The public has two crucial roles to play in speeding contraceptive development: first, spreading the word; and second, reminding policymakers that it is the public good, not profit potential, that must be first priority in determining the direction of taxpayer-funded research.
Though one would hope that the most promising method would be the one most studied, many factors serve to skew the distribution of research dollars in directions that are relatively less promising. Some of these factors include joint ventures with for-profit pharmaceutical companies; inertia; the lack of prestige associated with working on simpler methods; concerns about developing countries’ research standards; the funding priorities of large nonprofit foundations; personality factors; and finally, the information overload that make it impossible for any policymaker to keep up on everything. The public must counter these factors by speaking with a loud voice.
Researchers often complain of working in a vacuum. They seldom receive attention or encouragement from public interest groups, and their funders never hear from the public how important contraception is.

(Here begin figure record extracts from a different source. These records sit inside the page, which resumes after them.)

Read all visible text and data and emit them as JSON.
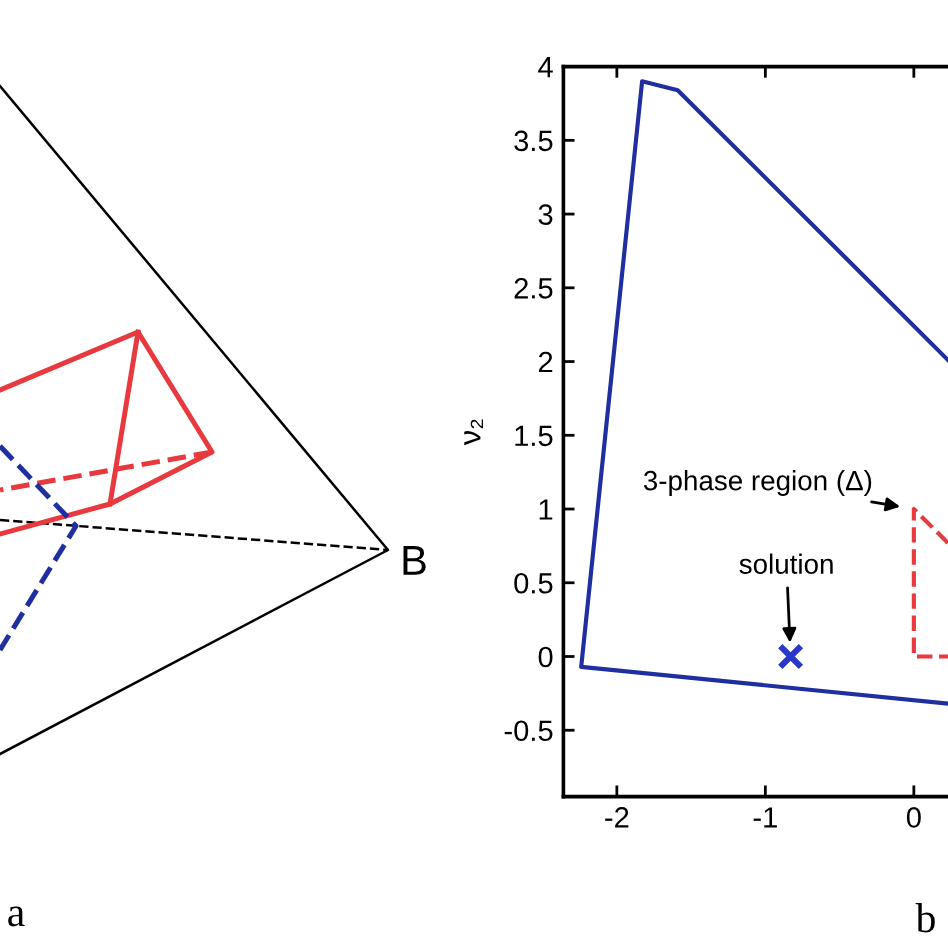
{
  "chart_data": [
    {
      "type": "other",
      "annotations": [
        "B",
        "a"
      ]
    },
    {
      "type": "line",
      "ylabel": "ν₂",
      "xlim": [
        -2.36,
        0.23
      ],
      "ylim": [
        -0.95,
        4
      ],
      "xticks": [
        -2,
        -1,
        0
      ],
      "yticks": [
        -0.5,
        0,
        0.5,
        1,
        1.5,
        2,
        2.5,
        3,
        3.5,
        4
      ],
      "series": [
        {
          "color": "#1f2fa0",
          "x": [
            0.23,
            -1.59,
            -1.83,
            -2.24,
            0.23
          ],
          "values": [
            2.01,
            3.84,
            3.9,
            -0.07,
            -0.32
          ]
        },
        {
          "color": "#e8393f",
          "line_style": "dashed",
          "x": [
            0.23,
            0,
            0,
            0.23
          ],
          "values": [
            0.77,
            1,
            0,
            0
          ]
        },
        {
          "type": "scatter",
          "marker": "cross",
          "color": "#2838c8",
          "x": [
            -0.83
          ],
          "values": [
            0
          ]
        }
      ],
      "annotations": [
        {
          "text": "solution",
          "x": -0.83,
          "y": 0
        },
        {
          "text": "3-phase region (Δ)",
          "x": 0,
          "y": 1
        },
        "b"
      ]
    }
  ]
}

When it comes time to hand out research money, research areas and diseases with a louder public constituency get the grants.
Concerned members of the public have many ways to make a difference:
- Send this link to friends and family.
- Put links to MCIP and MaleContraceptives.org on personal websites. Both MCIP and MaleContraceptives.org are entirely nonprofit.
- Print out paper copies of an online article about male contraception. Give copies to doctors, friends, and the local Planned Parenthood.
- Go to MaleContraceptives.org to learn where to write and how to get involved.
- Participate in the discussion group at MaleContraceptives.org.
- Sign up for MaleContraceptives.org’s mailing list to receive e-mails when a study is looking for participants or a writer is looking for men and women to interview.
- Talk about this information to friends and acquaintances who are writers or work in the media, and ask them if they would do a story on male contraception. MCIP provides all the contacts and research help they need to make their job easy.
With each year of delay on contraceptive development, more couples have an unwanted child or an abortion due to a condom failure; more children are born into permanent poverty; more women in developing countries die in childbirth; more women around the world become intimately familiar with hormonal side effects; and more men become economically responsible for another life before they are ready. The time to act is now.